A mass grave of victims in the 1937 massacre in Nanjing. CNA photo Jan. 28, 1947.

Taipei, Dec. 13 (CNA) History cannot be forgotten, and countries should learn from history and make efforts to promote peace in the region, a Taiwanese official said Saturday, the 77th anniversary of the start of the Nanjing Massacre committed by Japanese troops in China during the Second Sino-Japanese War (1937-1945).

Ministry of Foreign Affairs spokeswoman Anna Kao said the massacre was a historical tragedy, when asked about the issue.

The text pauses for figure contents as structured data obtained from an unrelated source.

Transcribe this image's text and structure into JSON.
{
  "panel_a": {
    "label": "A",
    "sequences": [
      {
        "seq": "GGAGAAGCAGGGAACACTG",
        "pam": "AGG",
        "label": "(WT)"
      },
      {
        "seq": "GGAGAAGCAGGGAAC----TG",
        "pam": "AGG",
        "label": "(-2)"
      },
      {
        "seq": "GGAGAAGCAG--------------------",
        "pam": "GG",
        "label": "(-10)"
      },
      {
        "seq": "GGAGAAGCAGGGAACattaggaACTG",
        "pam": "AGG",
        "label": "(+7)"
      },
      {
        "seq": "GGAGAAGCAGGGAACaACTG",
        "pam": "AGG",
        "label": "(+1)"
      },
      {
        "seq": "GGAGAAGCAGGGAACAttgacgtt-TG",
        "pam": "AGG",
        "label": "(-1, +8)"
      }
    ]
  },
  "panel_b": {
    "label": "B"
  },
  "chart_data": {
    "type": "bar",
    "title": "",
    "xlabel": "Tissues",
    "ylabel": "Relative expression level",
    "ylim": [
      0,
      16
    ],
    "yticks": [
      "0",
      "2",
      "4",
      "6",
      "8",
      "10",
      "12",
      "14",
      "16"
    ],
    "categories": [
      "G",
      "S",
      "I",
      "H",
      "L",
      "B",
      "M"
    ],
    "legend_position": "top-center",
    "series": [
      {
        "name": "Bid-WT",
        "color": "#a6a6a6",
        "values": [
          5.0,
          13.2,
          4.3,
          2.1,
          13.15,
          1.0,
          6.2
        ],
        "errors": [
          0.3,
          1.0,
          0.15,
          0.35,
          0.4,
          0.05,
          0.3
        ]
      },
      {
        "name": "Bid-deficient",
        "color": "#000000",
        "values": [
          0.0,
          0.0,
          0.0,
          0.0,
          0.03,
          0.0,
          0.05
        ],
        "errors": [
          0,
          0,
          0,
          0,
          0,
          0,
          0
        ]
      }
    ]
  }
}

In reiterating the Republic of China's stance, Kao said that history cannot be forgotten, and she called on the countries involved to learn from history to avoid recurrence of such tragedies. She also urged countries in the region to develop friendly relations and work together to promote peace and stability in the region.

On Dec. 13, 1937, Japanese troops broke through Nanjing's defenses and entered the then-capital of the ROC. They occupied the city for more than a month.

It was during that time that Japanese troops carried out the atrocity, butchering hundreds of thousands of Chinese soldiers and civilians in Nanjing, an incident some historians describe as the Rape of Nanjing.


[The remembrance ceremony in Nanjing Saturday . Photo of China News Service Dec. 13, 2014]

In China on Saturday, President Xi Jinping and other Chinese officials attended a remembrance ceremony at a memorial hall in Nanjing for the massacre victims, in a gesture aimed at promoting peace, according to China's state media, Xinhua News Agency.

The Chinese and Japanese people should live in friendship and make joint efforts to contribute to the peace of humanity, he was quoted as saying by Xinhua.

"We should not bear hatred against an entire nation just because a small minority of militarists launched aggressive wars. The responsibilities for war crimes lie with a few militarists, but not the people. However, we cannot at any time forget the severe crimes committed by aggressors," Xi said.